The Kensington Gardens in Central London are home to the two contemporary Serpentine Galleries, comprising the Serpentine Gallery and the Serpentine Sackler, linked by the bridge over the Serpentine Lake from which the galleries get their names. Every year, an architect is chosen to create a temporary structure for public interaction in the gardens, with a line-up of previous designers including Zaha Hadid, Ai Wei Wei and Sou Fujimoto.
This year, award-winning West-African architect Diébédo Francis Kéré was inspired by the baobab tree, a species commonly used as a meeting place in his native village of Gando, Burkina Faso.
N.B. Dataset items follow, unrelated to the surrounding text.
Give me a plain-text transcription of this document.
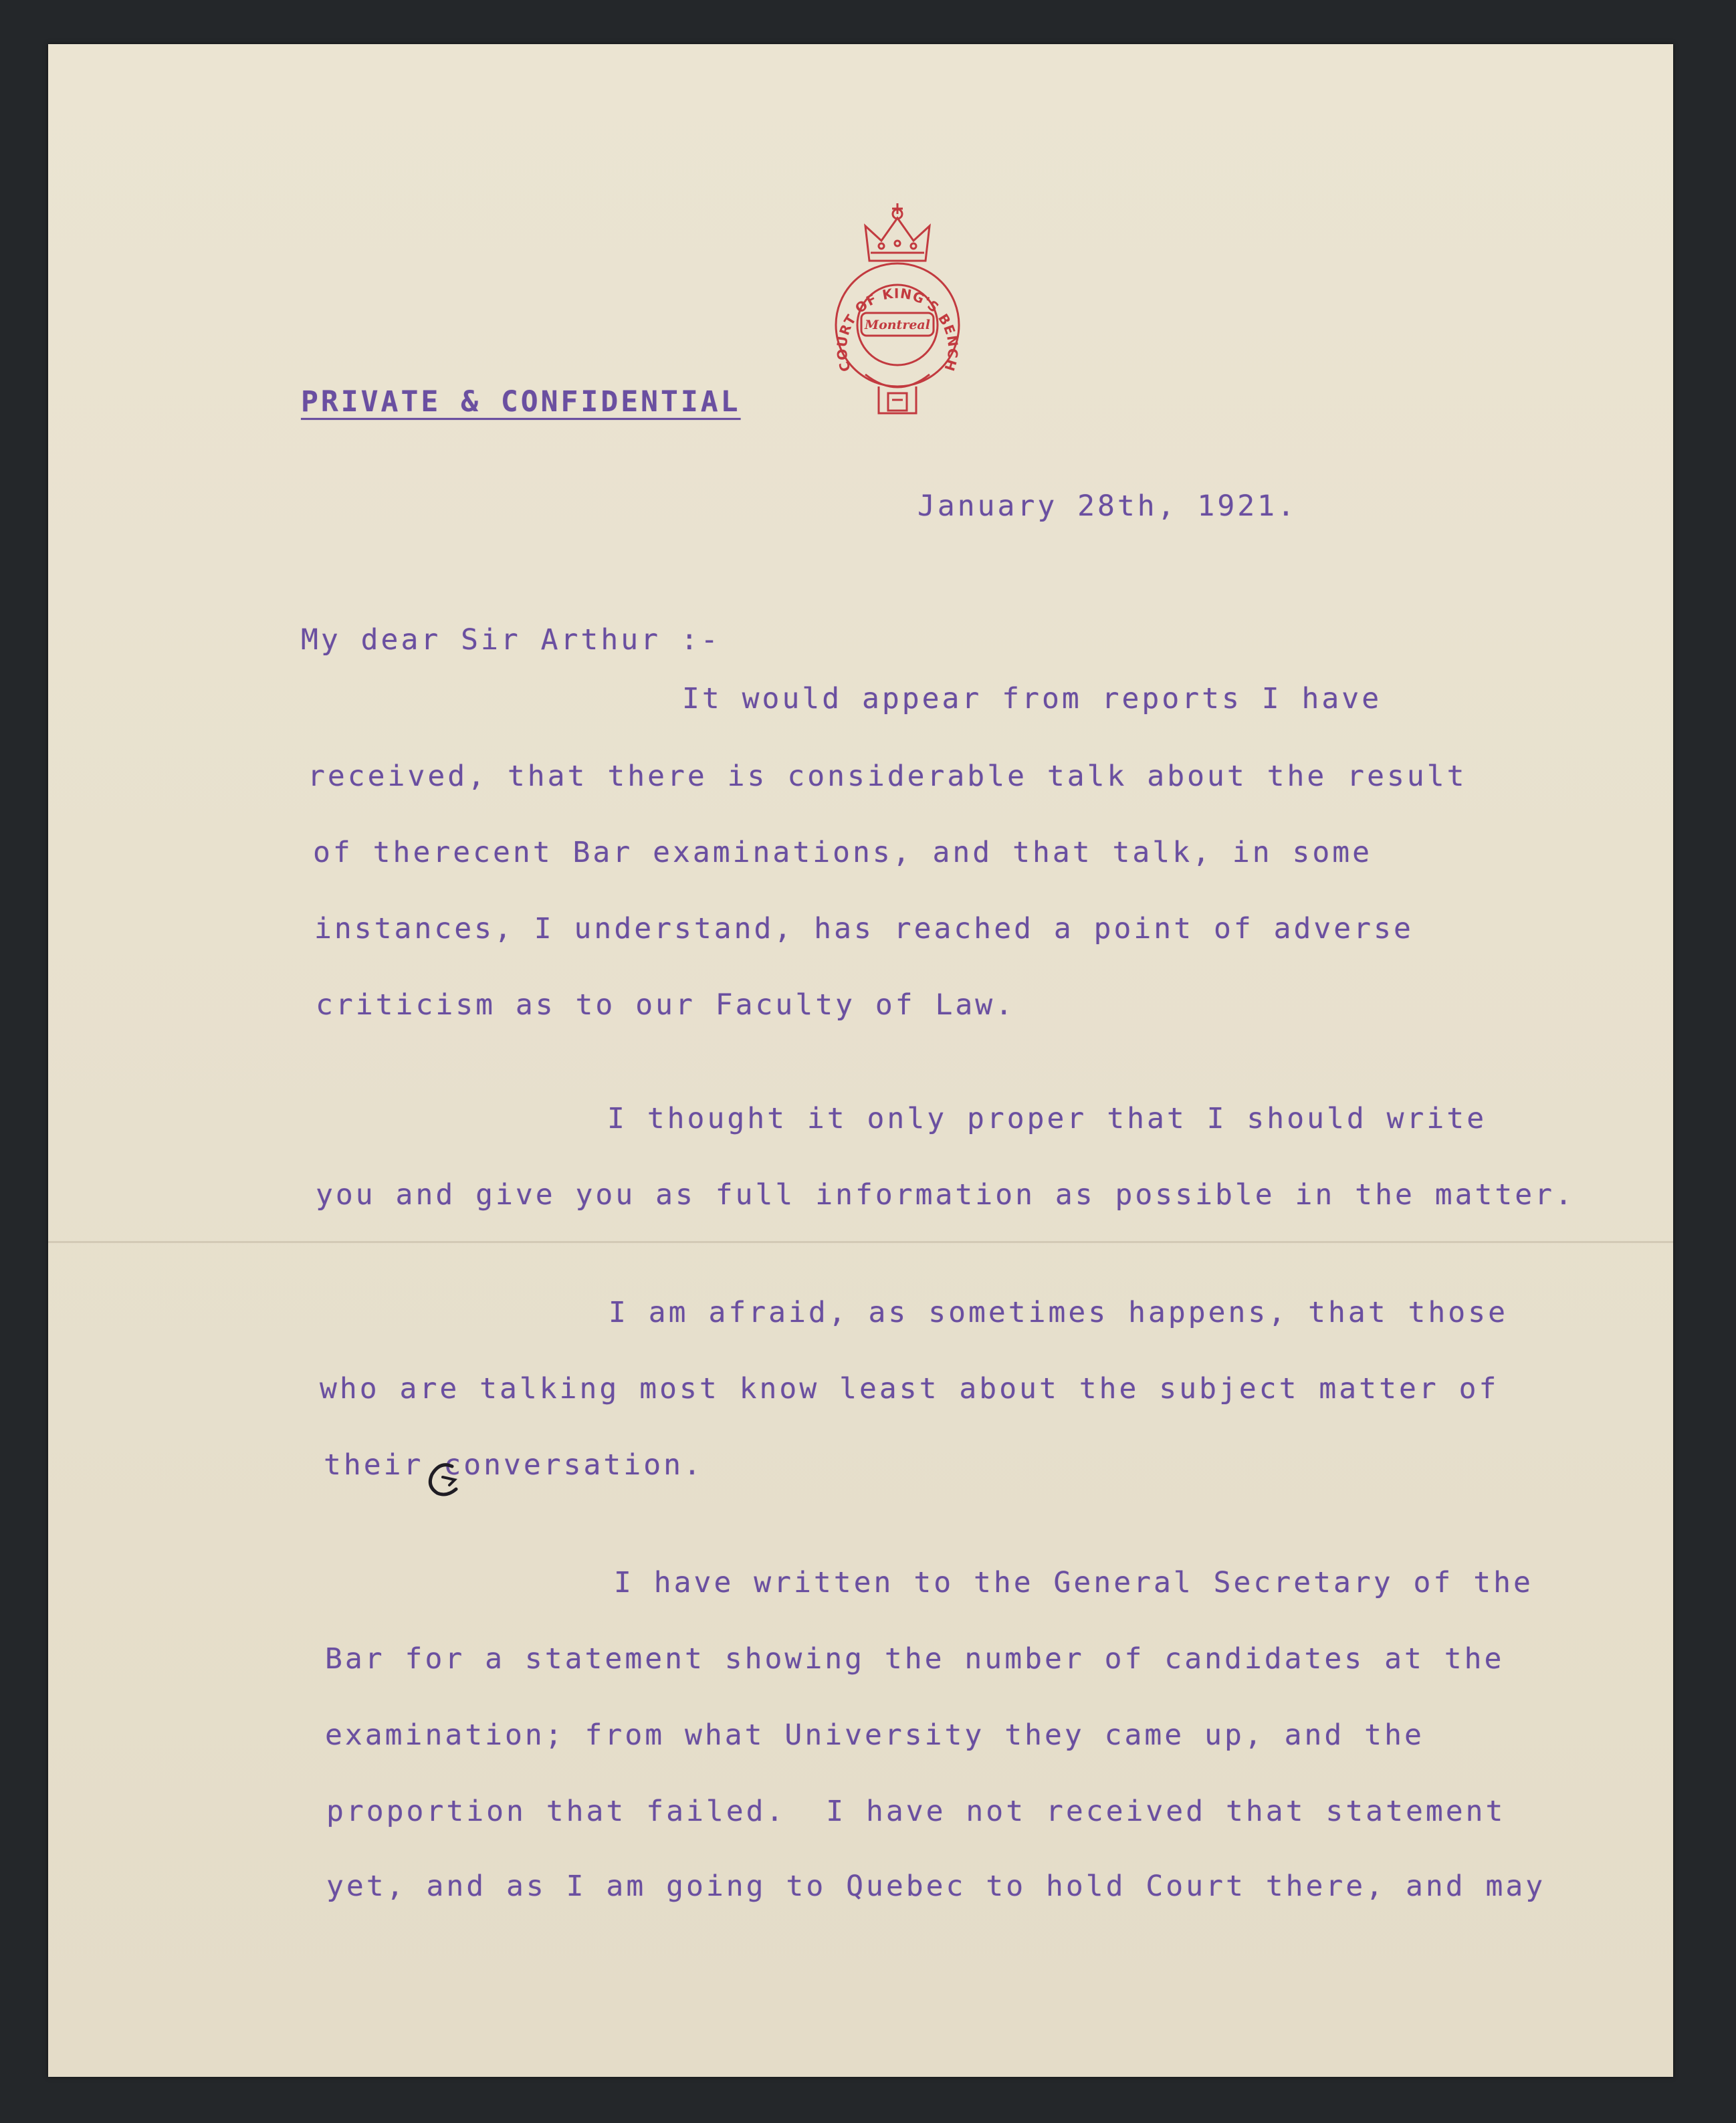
COURT OF KING'S BENCH
Montreal
PRIVATE & CONFIDENTIAL
January 28th, 1921.
My dear Sir Arthur :-
It would appear from reports I have
received, that there is considerable talk about the result
of therecent Bar examinations, and that talk, in some
instances, I understand, has reached a point of adverse
criticism as to our Faculty of Law.
I thought it only proper that I should write
you and give you as full information as possible in the matter.
I am afraid, as sometimes happens, that those
who are talking most know least about the subject matter of
their conversation.
I have written to the General Secretary of the
Bar for a statement showing the number of candidates at the
examination; from what University they came up, and the
proportion that failed.  I have not received that statement
yet, and as I am going to Quebec to hold Court there, and may
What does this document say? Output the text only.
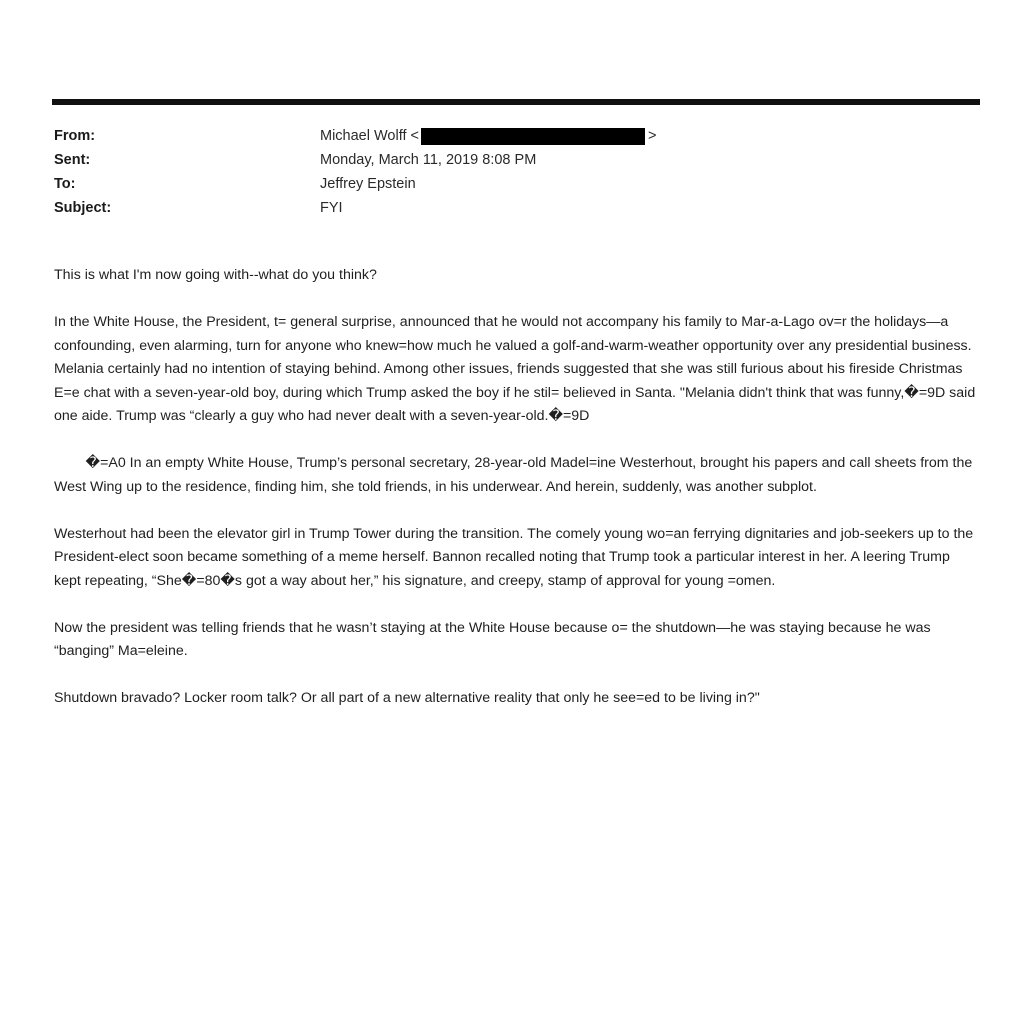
From:	Michael Wolff <	>
Sent:	Monday, March 11, 2019 8:08 PM
To:	Jeffrey Epstein
Subject:	FYI

This is what I'm now going with--what do you think?

In the White House, the President, t= general surprise, announced that he would not accompany his family to Mar-a-Lago ov=r the holidays—a confounding, even alarming, turn for anyone who knew=how much he valued a golf-and-warm-weather opportunity over any presidential business. Melania certainly had no intention of staying behind. Among other issues, friends suggested that she was still furious about his fireside Christmas E=e chat with a seven-year-old boy, during which Trump asked the boy if he stil= believed in Santa. "Melania didn't think that was funny,�=9D said one aide. Trump was “clearly a guy who had never dealt with a seven-year-old.�=9D

�=A0 In an empty White House, Trump’s personal secretary, 28-year-old Madel=ine Westerhout, brought his papers and call sheets from the West Wing up to the residence, finding him, she told friends, in his underwear. And herein, suddenly, was another subplot.

Westerhout had been the elevator girl in Trump Tower during the transition. The comely young wo=an ferrying dignitaries and job-seekers up to the President-elect soon became something of a meme herself. Bannon recalled noting that Trump took a particular interest in her. A leering Trump kept repeating, “She�=80�s got a way about her,” his signature, and creepy, stamp of approval for young =omen.

Now the president was telling friends that he wasn’t staying at the White House because o= the shutdown—he was staying because he was “banging” Ma=eleine.

Shutdown bravado? Locker room talk? Or all part of a new alternative reality that only he see=ed to be living in?"
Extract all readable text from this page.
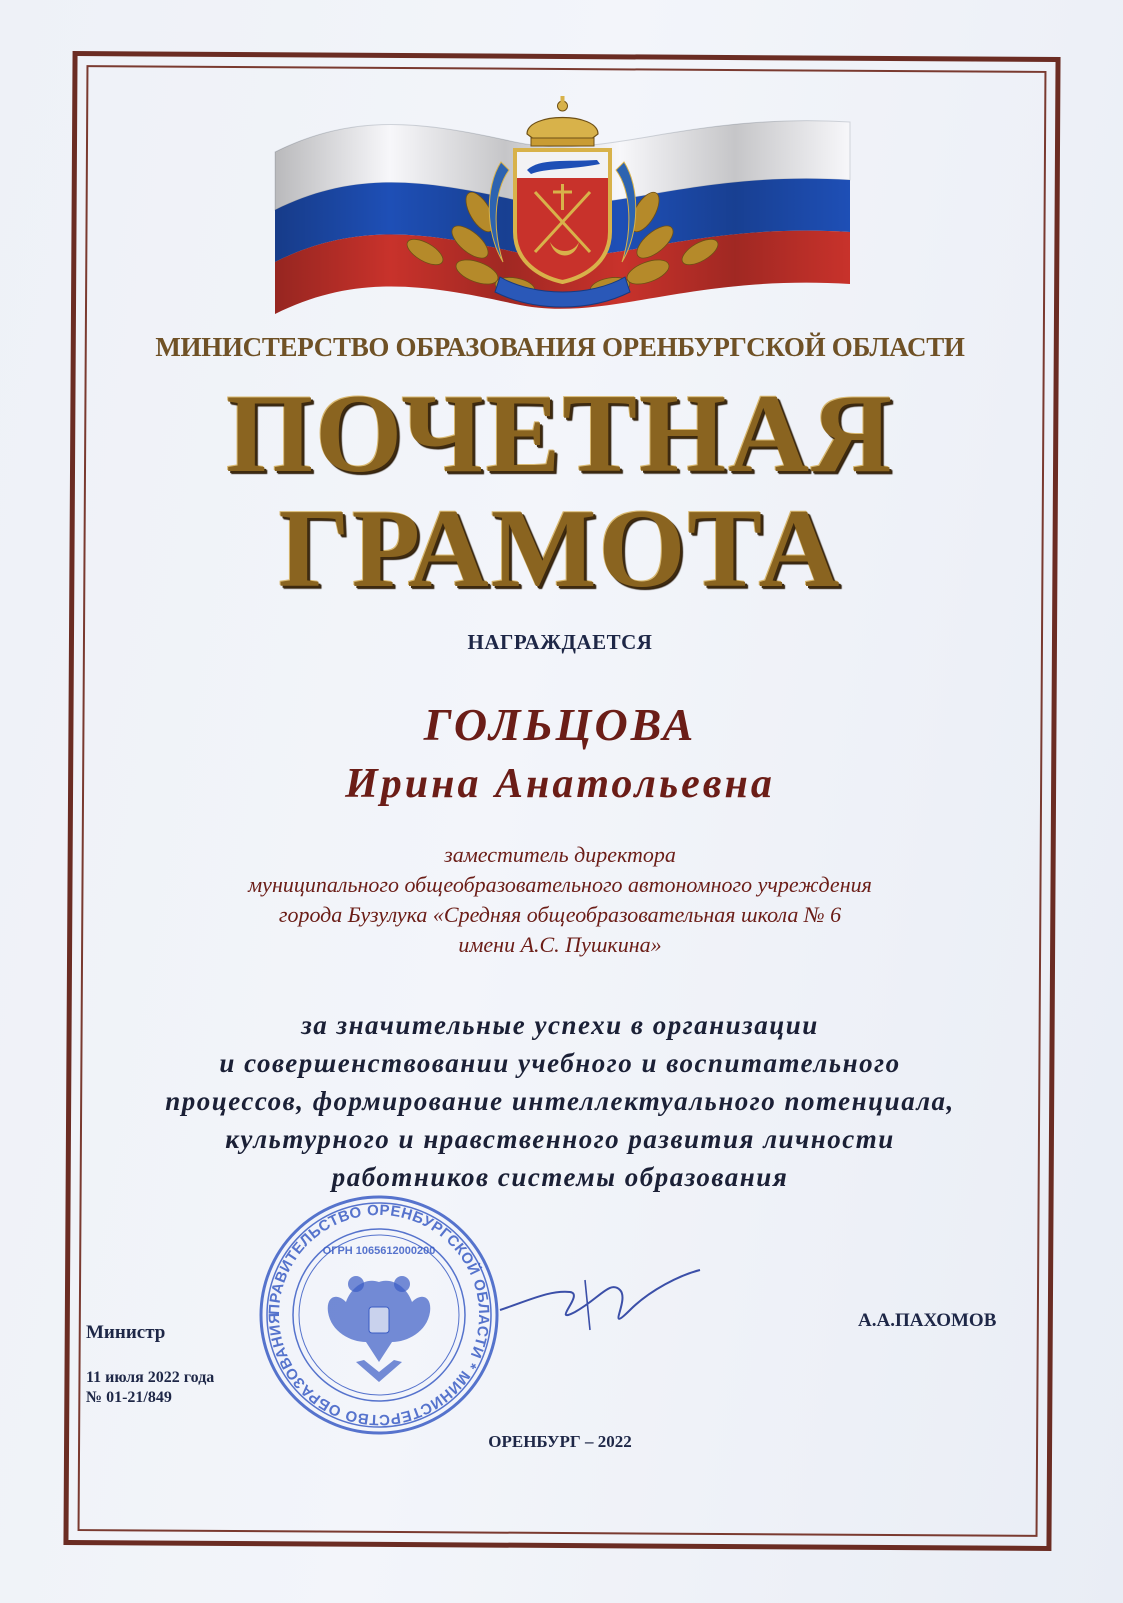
МИНИСТЕРСТВО ОБРАЗОВАНИЯ ОРЕНБУРГСКОЙ ОБЛАСТИ
ПОЧЕТНАЯ
ГРАМОТА
НАГРАЖДАЕТСЯ
ГОЛЬЦОВА
Ирина Анатольевна
заместитель директора
муниципального общеобразовательного автономного учреждения
города Бузулука «Средняя общеобразовательная школа № 6
имени А.С. Пушкина»
за значительные успехи в организации
и совершенствовании учебного и воспитательного
процессов, формирование интеллектуального потенциала,
культурного и нравственного развития личности
работников системы образования
Министр
А.А.ПАХОМОВ
11 июля 2022 года
№ 01-21/849
ОРЕНБУРГ – 2022
ПРАВИТЕЛЬСТВО ОРЕНБУРГСКОЙ ОБЛАСТИ * МИНИСТЕРСТВО ОБРАЗОВАНИЯ
ОГРН 1065612000200
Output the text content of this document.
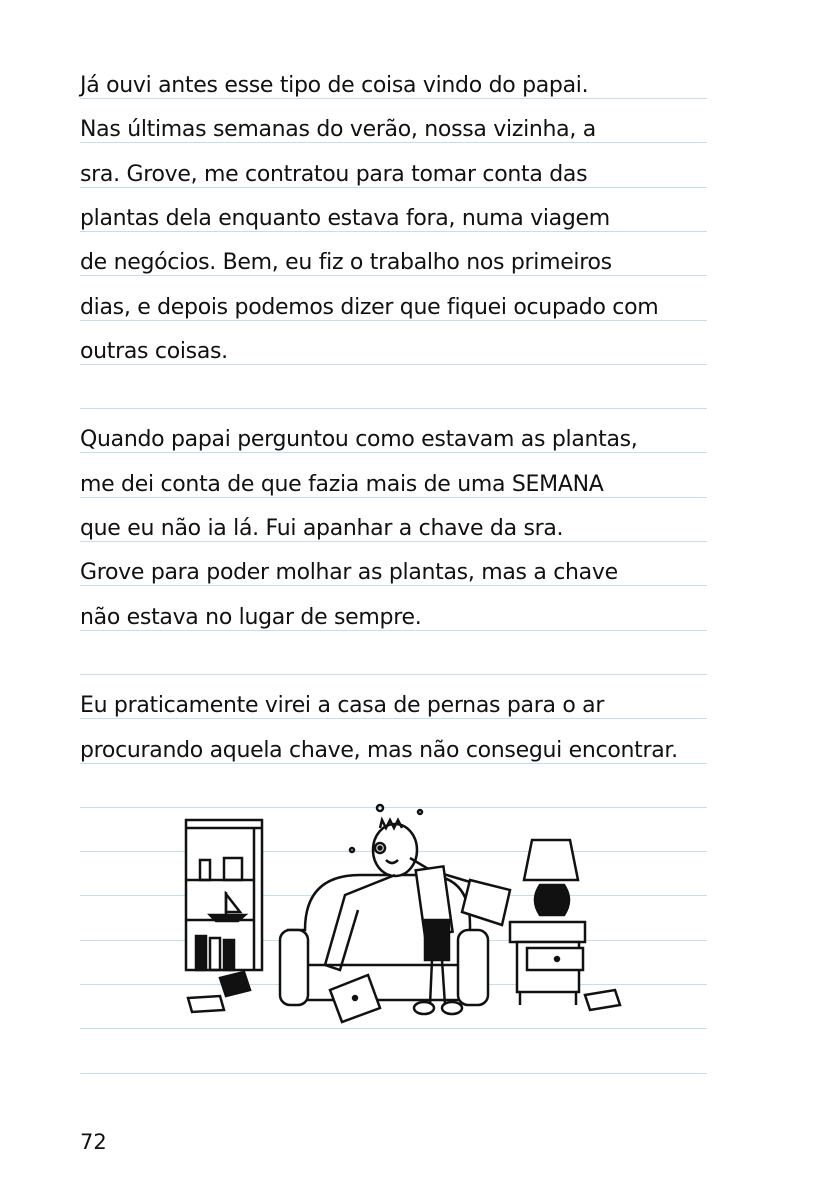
Já ouvi antes esse tipo de coisa vindo do papai.
Nas últimas semanas do verão, nossa vizinha, a
sra. Grove, me contratou para tomar conta das
plantas dela enquanto estava fora, numa viagem
de negócios. Bem, eu fiz o trabalho nos primeiros
dias, e depois podemos dizer que fiquei ocupado com
outras coisas.
Quando papai perguntou como estavam as plantas,
me dei conta de que fazia mais de uma SEMANA
que eu não ia lá. Fui apanhar a chave da sra.
Grove para poder molhar as plantas, mas a chave
não estava no lugar de sempre.
Eu praticamente virei a casa de pernas para o ar
procurando aquela chave, mas não consegui encontrar.
72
The design has been built with precision, with an expansive roof supported by a central steel framework that appears to float above the indigo blue walls — a colour worn during times of celebration in Burkinabe culture — and mimics a tree’s canopy, connecting visitors to nature. The open air courtyard is central to the pavilion and when it rains the water will funnel in from the roof, creating a waterfall effect, ultimately acting as a sustainable method of irrigation. During the day, the wood appears to shimmer in the sunshine and in the evenings, the pavilion will light up the gardens.
Open from 23rd June – 8th October, with events and activities scheduled during this time, if you happen to be in the capital city, you won’t want to miss visiting this.